Fils de paysan de Mayenne, Emmanuel Suhard naît en 1874. Il est ordonné prêtre à 23 ans. Après avoir été professeur au Grand séminaire de Laval, il est nommé évêque de Bayeux puis archevêque de Reims.
C’est à Reims qu’il fait le surprenant constat qui lancera les bases de la Mission de France : les prêtres sont nombreux en ville alors qu’ils sont isolés en campagne. Et justement à cette époque, en Champagne comme en beaucoup de régions françaises, la « déchristianisation » comme on dit à l’époque, est une réalité. L’Eglise ne rejoint plus des pans entiers de la société. Il remarque aussi que beaucoup de ces prêtres isolés, seuls dans leur sacristie et leur jardin, sont en train de mourir spirituellement. Il le découvre avec force lors de sa rencontre avec un vieux curé de campagne de la Marne qui lui dit : « je me suis habitué à cette misère ».
En 1940, il est nommé archevêque de Paris. Et là c’est bien connu : les tours de la cathédrale Notre Dame sont plus hautes et permettent de voir plus loin. Ce qu’il a remarqué à Reims, il le découvre à l’échelle de la France. Il y a des régions entières déchristianisées, sans prêtres, comme le Centre ou la Picardie. Et il y en a d’autres où les prêtres sont très nombreux, comme la Bretagne ou l’Aveyron. L’idée fondatrice de la Mission de France germe alors peu à peu au fil des rencontres : envoyer des prêtres en équipe de ces « zones riches » vers ces « territoires pauvres » en prêtres pour annoncer l’Evangile à tous les hommes. « Il y a un mur entre l’Eglise et la masse, dit-il, il faut abattre ce mur ! ». Le projet est là, c’est parti…

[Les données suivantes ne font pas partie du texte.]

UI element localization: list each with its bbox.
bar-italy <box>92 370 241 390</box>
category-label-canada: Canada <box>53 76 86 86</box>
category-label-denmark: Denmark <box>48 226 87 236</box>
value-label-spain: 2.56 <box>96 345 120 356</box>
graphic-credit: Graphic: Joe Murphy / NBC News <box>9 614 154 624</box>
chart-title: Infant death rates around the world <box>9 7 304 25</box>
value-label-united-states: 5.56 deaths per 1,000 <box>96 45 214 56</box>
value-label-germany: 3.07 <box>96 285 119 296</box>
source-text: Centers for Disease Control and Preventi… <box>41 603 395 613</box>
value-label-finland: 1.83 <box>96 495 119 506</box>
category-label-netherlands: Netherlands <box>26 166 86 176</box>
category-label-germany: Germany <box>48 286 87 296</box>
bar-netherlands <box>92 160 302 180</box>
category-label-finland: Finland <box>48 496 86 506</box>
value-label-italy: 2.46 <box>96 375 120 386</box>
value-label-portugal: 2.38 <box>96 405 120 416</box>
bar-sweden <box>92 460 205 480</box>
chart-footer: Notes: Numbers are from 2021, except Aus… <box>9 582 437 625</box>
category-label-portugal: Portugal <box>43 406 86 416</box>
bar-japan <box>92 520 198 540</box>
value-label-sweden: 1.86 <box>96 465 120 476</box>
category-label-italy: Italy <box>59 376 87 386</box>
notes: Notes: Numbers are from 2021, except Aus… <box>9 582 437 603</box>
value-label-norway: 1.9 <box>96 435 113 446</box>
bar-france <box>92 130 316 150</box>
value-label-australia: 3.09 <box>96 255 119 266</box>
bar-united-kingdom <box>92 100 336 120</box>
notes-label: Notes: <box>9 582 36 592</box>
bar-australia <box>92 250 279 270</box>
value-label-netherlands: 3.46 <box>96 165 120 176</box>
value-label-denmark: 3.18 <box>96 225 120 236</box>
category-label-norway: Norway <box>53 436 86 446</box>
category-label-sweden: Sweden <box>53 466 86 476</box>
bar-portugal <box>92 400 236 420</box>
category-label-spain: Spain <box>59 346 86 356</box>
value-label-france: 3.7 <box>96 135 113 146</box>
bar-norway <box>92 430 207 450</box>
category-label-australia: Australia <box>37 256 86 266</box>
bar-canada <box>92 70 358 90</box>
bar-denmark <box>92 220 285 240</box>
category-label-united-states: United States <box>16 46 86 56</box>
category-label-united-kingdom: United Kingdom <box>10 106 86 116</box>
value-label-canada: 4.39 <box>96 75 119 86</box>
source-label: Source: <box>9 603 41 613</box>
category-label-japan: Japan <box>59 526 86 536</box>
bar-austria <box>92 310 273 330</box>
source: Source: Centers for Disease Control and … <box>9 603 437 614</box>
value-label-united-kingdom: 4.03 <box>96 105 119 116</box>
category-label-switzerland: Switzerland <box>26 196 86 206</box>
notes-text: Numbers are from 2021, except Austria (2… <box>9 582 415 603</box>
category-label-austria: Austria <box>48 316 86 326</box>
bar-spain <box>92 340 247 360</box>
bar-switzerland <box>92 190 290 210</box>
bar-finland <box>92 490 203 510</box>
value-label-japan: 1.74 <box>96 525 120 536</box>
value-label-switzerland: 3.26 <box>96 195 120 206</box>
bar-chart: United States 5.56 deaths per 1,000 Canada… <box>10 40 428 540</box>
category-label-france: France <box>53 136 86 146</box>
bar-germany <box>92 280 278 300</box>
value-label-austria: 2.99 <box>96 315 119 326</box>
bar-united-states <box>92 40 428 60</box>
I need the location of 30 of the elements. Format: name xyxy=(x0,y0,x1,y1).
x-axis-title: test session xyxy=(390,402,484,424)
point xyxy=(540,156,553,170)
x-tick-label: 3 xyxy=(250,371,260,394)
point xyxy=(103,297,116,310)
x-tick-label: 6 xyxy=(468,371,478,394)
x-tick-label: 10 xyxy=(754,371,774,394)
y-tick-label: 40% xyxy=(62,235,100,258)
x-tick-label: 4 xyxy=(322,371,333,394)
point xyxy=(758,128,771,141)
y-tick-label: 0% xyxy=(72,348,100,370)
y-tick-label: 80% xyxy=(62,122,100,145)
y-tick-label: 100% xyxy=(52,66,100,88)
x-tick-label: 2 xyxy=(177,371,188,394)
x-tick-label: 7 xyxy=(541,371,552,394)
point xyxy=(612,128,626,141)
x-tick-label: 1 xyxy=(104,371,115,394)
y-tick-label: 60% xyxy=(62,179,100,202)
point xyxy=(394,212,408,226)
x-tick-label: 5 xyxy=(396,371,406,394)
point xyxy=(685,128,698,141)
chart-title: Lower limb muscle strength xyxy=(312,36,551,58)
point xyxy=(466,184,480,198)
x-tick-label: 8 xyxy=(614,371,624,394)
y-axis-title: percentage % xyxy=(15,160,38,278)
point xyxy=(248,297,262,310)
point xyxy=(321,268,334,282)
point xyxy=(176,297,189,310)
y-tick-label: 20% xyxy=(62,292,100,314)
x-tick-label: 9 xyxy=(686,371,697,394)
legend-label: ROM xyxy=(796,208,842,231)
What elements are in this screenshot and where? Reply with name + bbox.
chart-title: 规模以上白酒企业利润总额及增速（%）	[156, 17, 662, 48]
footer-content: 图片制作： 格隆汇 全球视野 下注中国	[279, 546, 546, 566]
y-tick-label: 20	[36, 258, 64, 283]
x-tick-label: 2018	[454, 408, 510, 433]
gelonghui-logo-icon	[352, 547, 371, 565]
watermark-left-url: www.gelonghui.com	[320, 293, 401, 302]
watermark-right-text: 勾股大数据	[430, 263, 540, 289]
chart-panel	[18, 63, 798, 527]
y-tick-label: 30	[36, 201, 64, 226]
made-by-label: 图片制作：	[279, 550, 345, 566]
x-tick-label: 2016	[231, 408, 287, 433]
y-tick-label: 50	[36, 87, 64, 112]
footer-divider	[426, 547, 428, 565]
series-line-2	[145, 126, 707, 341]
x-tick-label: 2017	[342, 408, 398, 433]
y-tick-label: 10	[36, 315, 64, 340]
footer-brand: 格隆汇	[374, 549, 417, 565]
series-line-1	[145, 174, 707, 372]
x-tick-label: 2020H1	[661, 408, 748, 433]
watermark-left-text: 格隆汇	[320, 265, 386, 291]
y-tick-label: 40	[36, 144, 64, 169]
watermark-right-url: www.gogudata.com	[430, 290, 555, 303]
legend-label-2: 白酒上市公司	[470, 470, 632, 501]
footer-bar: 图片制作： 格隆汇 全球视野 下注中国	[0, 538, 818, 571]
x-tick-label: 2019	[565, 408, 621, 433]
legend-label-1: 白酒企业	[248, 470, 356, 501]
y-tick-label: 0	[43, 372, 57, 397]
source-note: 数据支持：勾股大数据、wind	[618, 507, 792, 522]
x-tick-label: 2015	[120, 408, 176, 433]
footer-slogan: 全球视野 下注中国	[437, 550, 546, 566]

« Comment cela avait-il commencé ? Comme toute naissance, par un cri…
Ce cri-là portait l’inquiétude d’une absence : autour de la table, il manquait tant d’invités ! Où étaient-ils ? Quel mur avait arrêté leur pas pour qu’ils ne soient pas venus s’asseoir à cette table ? Pourquoi ce repas, espéré par Dieu comme un festin pour tous, leur était-il inconnu et certainement étrange ? »
Marie-Thérèse Weisse,
Equipe de Lorraine
Point lecture : Le cardinal Suhard, l’évêque du renouveau missionnaire, 1874-1949, Jean Vinatier, Le Centurion 1984.